After dealing with the transport issue, I arrived at the Shalem Center, where I believed the conference was being held, only to be informed that the conference was in fact located 20 minutes down the road! With only 10 minutes to spare, I sprinted in the heat to the venue, arriving just in time to grab a pastry on my way in to the first session.
The first session was a view of systems of thought, in regards to the story of Adam and Eve, reflecting on an epistemological categorization of man. Of note was the connection drawn between ‘adam’ (man) and ‘adama’ (ground/earth) used to show that Judaism rather than believing that the physical impinges on our mind’s freedom, is in fact vital to it. This was compared to ‘cognitive paganism’ whereby the physical nature of the connection between mind and body is considered to be a limiting factor.

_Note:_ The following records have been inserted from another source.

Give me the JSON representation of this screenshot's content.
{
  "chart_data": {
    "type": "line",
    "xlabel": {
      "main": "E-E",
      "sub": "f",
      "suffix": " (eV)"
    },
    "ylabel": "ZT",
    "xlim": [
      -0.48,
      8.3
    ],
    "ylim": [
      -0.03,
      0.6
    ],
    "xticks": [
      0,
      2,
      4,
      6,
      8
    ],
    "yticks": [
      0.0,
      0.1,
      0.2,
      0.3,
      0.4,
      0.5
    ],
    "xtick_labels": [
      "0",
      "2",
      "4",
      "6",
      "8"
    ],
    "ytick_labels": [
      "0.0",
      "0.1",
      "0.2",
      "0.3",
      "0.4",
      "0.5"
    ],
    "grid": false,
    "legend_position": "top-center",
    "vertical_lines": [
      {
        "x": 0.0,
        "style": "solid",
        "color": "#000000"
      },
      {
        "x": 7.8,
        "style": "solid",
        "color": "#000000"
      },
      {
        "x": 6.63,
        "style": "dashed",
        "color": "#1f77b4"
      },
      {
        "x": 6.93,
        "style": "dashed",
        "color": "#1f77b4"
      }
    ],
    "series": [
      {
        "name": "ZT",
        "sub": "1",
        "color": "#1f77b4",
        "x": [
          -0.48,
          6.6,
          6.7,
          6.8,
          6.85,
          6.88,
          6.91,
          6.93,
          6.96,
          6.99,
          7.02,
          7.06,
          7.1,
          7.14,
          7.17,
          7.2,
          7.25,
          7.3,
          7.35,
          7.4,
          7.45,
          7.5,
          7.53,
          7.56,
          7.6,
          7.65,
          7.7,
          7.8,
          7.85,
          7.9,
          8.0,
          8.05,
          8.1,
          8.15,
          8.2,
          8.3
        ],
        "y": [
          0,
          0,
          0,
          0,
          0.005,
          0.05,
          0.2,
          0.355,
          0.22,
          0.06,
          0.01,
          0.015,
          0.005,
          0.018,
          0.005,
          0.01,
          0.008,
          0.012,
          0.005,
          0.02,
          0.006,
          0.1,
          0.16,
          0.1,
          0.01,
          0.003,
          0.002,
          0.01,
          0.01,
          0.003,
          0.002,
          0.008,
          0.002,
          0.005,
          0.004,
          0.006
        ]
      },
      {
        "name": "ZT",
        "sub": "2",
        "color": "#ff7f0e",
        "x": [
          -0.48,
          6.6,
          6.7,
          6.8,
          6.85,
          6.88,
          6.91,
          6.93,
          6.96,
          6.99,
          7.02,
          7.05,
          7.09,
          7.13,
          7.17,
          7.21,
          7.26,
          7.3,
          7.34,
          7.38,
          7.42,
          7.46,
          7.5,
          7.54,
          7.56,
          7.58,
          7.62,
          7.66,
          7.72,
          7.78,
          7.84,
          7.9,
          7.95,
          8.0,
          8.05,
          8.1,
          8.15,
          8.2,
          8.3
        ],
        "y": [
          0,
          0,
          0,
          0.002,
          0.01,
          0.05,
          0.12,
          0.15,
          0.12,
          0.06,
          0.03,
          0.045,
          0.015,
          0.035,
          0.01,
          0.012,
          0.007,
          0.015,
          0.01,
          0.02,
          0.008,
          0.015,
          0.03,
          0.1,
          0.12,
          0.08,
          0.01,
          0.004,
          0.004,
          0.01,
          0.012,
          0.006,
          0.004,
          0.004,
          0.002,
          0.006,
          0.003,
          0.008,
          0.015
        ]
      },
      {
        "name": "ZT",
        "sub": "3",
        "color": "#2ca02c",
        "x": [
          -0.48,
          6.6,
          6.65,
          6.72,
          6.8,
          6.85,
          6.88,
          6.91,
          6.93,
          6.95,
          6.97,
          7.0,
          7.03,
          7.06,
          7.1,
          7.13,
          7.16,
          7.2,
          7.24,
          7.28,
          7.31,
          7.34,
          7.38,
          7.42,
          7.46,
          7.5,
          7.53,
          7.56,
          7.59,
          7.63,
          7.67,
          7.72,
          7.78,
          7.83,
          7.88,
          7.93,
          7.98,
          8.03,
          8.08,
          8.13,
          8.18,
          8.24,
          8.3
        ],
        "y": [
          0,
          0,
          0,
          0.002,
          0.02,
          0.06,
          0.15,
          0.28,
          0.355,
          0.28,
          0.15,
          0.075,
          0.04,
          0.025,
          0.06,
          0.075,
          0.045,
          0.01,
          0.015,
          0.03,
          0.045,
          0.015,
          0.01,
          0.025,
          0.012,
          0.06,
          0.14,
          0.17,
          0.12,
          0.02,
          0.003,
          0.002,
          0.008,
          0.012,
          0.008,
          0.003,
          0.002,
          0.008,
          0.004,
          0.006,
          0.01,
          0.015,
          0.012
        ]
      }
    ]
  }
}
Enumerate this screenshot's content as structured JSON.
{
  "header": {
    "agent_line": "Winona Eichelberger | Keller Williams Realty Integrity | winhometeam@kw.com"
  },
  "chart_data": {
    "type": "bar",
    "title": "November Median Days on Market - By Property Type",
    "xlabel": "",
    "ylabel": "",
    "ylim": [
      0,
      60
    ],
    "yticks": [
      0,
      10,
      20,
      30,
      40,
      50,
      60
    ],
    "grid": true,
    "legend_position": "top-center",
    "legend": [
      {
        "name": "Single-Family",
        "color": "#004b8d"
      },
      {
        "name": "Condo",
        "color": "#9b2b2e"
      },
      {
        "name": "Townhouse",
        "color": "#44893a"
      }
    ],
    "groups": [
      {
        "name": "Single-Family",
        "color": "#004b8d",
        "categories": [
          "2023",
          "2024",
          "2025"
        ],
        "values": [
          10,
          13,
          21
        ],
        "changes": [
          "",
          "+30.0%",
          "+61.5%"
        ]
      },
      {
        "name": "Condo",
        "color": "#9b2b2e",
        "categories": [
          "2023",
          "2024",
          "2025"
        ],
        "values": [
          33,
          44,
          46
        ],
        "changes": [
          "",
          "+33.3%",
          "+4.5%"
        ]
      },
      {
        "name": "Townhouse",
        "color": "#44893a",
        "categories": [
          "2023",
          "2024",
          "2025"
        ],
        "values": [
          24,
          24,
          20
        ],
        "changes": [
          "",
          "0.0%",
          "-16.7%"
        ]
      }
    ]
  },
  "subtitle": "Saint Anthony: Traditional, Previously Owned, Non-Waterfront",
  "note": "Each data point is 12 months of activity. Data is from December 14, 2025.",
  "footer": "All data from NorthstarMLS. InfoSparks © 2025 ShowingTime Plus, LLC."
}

The next session was not nearly as enjoyable or insightful, though it began promisingly. It was presented by two Christians, a philosopher and a theologian. It relied on the premise of god’s foreknowledge of the world and this was heavily debated by a number of conservative attendees.
Lunch was a delicious buffet where I engaged in conversation with a girl Riva, from England. She was somewhat of a puzzle, with a conservative history but a later move to very fervent orthodoxy. A student of theology at the University of Leeds, at 19 years old, she was the youngest there.
The session immediately after lunch I again didn’t find particularly engaging. However, the final one I went to that day was an attempt to draw parallels between trust in science and validation of rabbinical and exegetical views. Through Polanyi’s philosophy of science, he showed how similar to the development of a body of science, where no individual holds the complete body of knowledge, Rabbinical Judaism relies on similar processes.
After the conference I went back to Beit Yehuda to see Adi and Sarah. As they had finally finished the MDA course, them and their course-mates went out on the town for the evening, with me tagging behind. Once the majority of the group went to the dodgy bars of Rechov Rivlin, we instead chose to go for a lovely dinner at Ha’Marakia, a soup bar with an indie feel. The rest of the evening was spent wandering the streets of Jerusalem, including a brief trip into the old city, where I questioned a few Arab teenagers as to the appropriate phrase to wish someone at the conclusion of a day’s fasting.